Takes machines and makes them alternative paths. Since simpy joining start states and joining end states may make the machine nondeterministic, the joining may make it nondeterministic

' start and end states and merges these start states and their end states, having the effect of a choice: More alternatives are now possible.

• Inversion

If before it mapped string I to O, it now maps from O to I. This means you can switch between parser and generator.

• Kleene star / Kleene closure

Cyclic repetition: In regular expressions, * is called the Kleene star. This wraps some epsilon transitions around the machine and adds a start-and-end state, which has the effect that you can 'do' the machine any amount of times.

Kleene closure is a unary operation on a set of strings (often characters, depending on the application) S, denoted as S*. See wikipedia for more information.

You can store various things in an automaton's structure.
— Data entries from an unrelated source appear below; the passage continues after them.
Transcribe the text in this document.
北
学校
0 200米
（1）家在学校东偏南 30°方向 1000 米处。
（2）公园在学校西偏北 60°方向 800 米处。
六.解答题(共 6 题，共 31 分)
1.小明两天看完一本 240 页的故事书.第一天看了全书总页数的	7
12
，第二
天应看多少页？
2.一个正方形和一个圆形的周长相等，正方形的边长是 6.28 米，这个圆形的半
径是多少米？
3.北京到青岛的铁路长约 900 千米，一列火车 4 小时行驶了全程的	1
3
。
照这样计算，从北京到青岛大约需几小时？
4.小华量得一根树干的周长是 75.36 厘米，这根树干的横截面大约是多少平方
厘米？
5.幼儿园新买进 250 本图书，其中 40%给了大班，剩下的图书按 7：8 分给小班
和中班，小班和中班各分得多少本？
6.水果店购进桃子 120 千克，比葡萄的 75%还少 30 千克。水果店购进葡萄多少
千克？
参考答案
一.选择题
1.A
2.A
With simple recognizers, for example, you can store a lexicon in that each path is a word. The simplest form is a tree; merging it so that it isn't in fact a tree but has one end state and end is a little harder, but doable and often noticably more space-efficient. With transducers you can store a similar structure even including certain transformations, like including how to transform from a word's stem into various other forms. The book I'm reading [1] lists examples that have letters as transactions, followed by various things to do with that word, eg make it a plural noun, or a singular noun, a process which is similar for regular words so can similarly be joined for space efficiency - though for an entire language, the machine would still be huge.

## Examples / Exercises

• Implement the Soundex algorithm in a transducer.
• Make a transducer that replace the c in words by an s or k according to their pronunciation.